Fig. 1: Glucocorticoid treatment significantly inhibits the self-renewal, migration, and transdifferentiation capacity of endometrial stem cells in vitro.

We hypothesized that glucocorticoids induced by chronic stress inhibited various regenerative capacity-related functions of endometrial stem cells, including proliferation, migration, pluripotency, and transdifferentiation ability (A). The suppression of proliferative capacity by treatment with several concentrations of synthetic glucocorticoid cortisol (100 nM, 200 nM, 500 nM, 800 nM, and 1 µM) was assessed at 72 h by MTT assays.

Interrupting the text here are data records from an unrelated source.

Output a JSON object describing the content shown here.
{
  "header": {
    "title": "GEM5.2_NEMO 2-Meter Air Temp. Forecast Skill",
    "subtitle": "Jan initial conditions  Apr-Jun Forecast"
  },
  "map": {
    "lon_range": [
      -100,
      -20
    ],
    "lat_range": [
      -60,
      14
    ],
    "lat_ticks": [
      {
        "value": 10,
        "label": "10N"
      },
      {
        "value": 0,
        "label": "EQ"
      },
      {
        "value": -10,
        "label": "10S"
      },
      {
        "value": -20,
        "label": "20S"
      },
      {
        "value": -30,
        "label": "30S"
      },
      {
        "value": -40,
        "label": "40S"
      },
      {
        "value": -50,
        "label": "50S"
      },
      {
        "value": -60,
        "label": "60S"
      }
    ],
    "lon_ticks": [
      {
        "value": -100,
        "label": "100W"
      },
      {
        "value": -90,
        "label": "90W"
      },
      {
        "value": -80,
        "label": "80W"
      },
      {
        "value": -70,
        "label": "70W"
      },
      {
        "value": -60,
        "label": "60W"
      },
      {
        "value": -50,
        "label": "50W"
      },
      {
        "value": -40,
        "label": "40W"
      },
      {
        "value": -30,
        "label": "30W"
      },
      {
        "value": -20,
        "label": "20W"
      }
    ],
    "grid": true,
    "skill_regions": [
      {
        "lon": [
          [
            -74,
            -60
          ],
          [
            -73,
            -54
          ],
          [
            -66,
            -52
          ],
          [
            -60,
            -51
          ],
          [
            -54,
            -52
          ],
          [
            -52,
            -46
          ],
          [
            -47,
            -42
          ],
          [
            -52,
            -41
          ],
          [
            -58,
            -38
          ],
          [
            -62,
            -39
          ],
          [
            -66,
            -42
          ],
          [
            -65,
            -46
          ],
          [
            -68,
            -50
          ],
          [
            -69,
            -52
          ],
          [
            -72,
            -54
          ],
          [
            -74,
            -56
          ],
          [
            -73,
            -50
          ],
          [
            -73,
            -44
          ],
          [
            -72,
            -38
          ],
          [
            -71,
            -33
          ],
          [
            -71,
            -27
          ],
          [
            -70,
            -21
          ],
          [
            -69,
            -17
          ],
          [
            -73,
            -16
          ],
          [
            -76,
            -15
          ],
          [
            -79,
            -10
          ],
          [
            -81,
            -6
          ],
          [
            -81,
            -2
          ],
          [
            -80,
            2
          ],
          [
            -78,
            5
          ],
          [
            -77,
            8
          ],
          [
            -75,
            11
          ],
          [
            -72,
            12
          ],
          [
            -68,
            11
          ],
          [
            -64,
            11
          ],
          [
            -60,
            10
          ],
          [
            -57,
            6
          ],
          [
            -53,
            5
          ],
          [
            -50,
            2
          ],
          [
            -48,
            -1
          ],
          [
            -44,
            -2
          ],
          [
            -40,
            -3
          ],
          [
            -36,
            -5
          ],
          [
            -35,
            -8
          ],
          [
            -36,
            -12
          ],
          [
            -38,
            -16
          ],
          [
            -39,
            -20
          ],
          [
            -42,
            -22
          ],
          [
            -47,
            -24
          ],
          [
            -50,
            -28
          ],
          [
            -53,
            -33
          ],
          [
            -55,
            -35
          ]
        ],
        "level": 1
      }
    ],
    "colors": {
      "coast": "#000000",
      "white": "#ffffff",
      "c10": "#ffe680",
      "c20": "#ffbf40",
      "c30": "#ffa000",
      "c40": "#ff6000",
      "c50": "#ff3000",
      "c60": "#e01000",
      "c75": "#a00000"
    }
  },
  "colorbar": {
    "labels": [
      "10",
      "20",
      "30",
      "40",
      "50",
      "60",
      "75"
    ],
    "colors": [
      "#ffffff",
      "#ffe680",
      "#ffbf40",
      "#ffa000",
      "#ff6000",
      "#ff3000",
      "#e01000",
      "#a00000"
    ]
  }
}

Cell growth rates (%) were determined as the viability of glucocorticoid-treated cells as a percent of the vehicle-treated controls (B). Endometrial stem cells were treated with glucocorticoids (100 nM and 500 nM) for 72 h, and the suppressive effects of glucocorticoid treatment on migratory capacity were then assessed using transwell cell invasion assays. Glucocorticoid treatment significantly inhibited the ability of stem cells to migrate across the membrane of transwells (C). The expression levels of positive regulators of cell migration (MMP-2 and 9) in response to glucocorticoid treatment were investigated by western blotting (D). Endometrial stem cells were cultured for 14 days in adipogenic or osteogenic media with or without glucocorticoid (100 nM and 500 nM) exposure. The suppressive effects of glucocorticoid treatment on adipogenic (E) and osteogenic (F) differentiation were assessed by oil red O and alizarin red S staining, respectively. The relative quantification of secreted calcium deposition and lipid droplet (LD) formation within differentiated cells was estimated by analyzing the absorbance of the solubilized cells at 500 nm and 570 nm, respectively. The suppressive effects of glucocorticoid treatment on the expression levels of various pluripotency markers (KLF4, OCT4, and SOX2) were measured by real-time PCR (G). β-actin was used as the internal control. PPIA was used as a housekeeping gene for real-time PCR analysis. All experiments were performed in triplicates, and the data has been presented as mean ± standard deviation (SD). P-value under 0.05 was presented in figures.